So, as of the end of August, my job at the East Midlands Deanery has ended. I was looking forward to getting out of there - there is basically nobody at the job whom I particularly enjoy talking to, and those I do, I don't get to talk to much, which leaves me sitting lonely in front a computer screen in the middle of an office full of women discussing The Apprentice, while I glumly doodle and investigate array notation. The fact that the amount of work I had to do was rapidly approaching zero was also a major factor in my announcing my desire to depart. Inevitably, work began to pick up again in the final week as I was called upon to suddenly arrange a whole new bunch of courses and then leave all the ropes hanging for my successor - I left the best notes I could, bless him or her!
But seriously, there's no future in surfing the internet forever.
I was asked to come back for one more week at the last minute on Friday because suddenly a new pile of work had arrived, and I had to grit my teeth and say no, since I'd already agreed I was leaving on that day, and received goodwill and stuff from everybody, so to turn up again on Monday would just be excrutiatingly awkward.
I had a week's break and then I was at work again, this time at... well, the exact same building, but in a different office on the upstairs floor.
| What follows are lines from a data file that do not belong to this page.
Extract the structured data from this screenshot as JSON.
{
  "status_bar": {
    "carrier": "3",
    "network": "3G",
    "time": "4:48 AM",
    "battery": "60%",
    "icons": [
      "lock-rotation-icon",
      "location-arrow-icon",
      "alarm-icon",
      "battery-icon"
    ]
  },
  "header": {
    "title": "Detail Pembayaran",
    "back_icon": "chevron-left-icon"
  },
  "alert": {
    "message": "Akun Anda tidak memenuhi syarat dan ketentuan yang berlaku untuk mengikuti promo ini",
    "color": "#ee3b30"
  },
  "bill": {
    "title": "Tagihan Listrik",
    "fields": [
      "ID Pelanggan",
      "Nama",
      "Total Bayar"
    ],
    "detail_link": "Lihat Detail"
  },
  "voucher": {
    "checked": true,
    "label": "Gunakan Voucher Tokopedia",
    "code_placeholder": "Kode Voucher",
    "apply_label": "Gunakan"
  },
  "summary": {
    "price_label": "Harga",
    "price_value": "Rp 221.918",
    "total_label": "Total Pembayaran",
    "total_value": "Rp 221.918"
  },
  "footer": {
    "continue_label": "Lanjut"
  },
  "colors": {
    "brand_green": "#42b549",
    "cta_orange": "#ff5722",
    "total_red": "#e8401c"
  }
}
This time I was on the University of Nottingham's Information Services helpline. For the first three weeks I was just answering email which was fairly tedious, extremely easy to pick up and didn't consume much time, so the rest of the time I was surfing the internet and having inexplicable nosebleeds (deeply embarrassing way to make a first impression, mmm?). The UoN's backend is a work of horror. The number of different systems I have to use to look up and sort out just one particular username and password - the students' main one, there are several ancillary ones - boggles the mind. The sheer amount of stuff that can go wrong, likewise. Since I had been brought on temporarily to deal with the increased workload of the start of term, the intense complexity of the student registration system leaves just as much to be desired. It's insanely complicated, and you can't skip any steps - if you do, you end up in a situation where you think you've registered and haven't.
Hooking up one's computer to the student network, however, is very smart. The UoN has a system which requires you to pass certain spyware and virus protection benchmarks before it'll let you connect. Superb! Even if it requires more tech support from us.
Since I'm now actually manning the phones I correct about 30 very simple problems per day, which gives a kind of dull background radiation of fuzzy helpfulness, but this is negated by the large number of calls I can't help with and end up passing on to my colleagues - who are a geeky bunch I'm growing to like. I'm improving my skill at deciphering insane accents and people who don't speak very good English and people who inexplicably choose to call from, e.g., the Himalayas.
Of course...
It recently occurred to me that the job I am doing, manning an IT helpline, is exactly the same job I was doing in summer 2004. Three years and no career progression and my brother (5 years younger) just started temping himself. Boy, am I doing badly.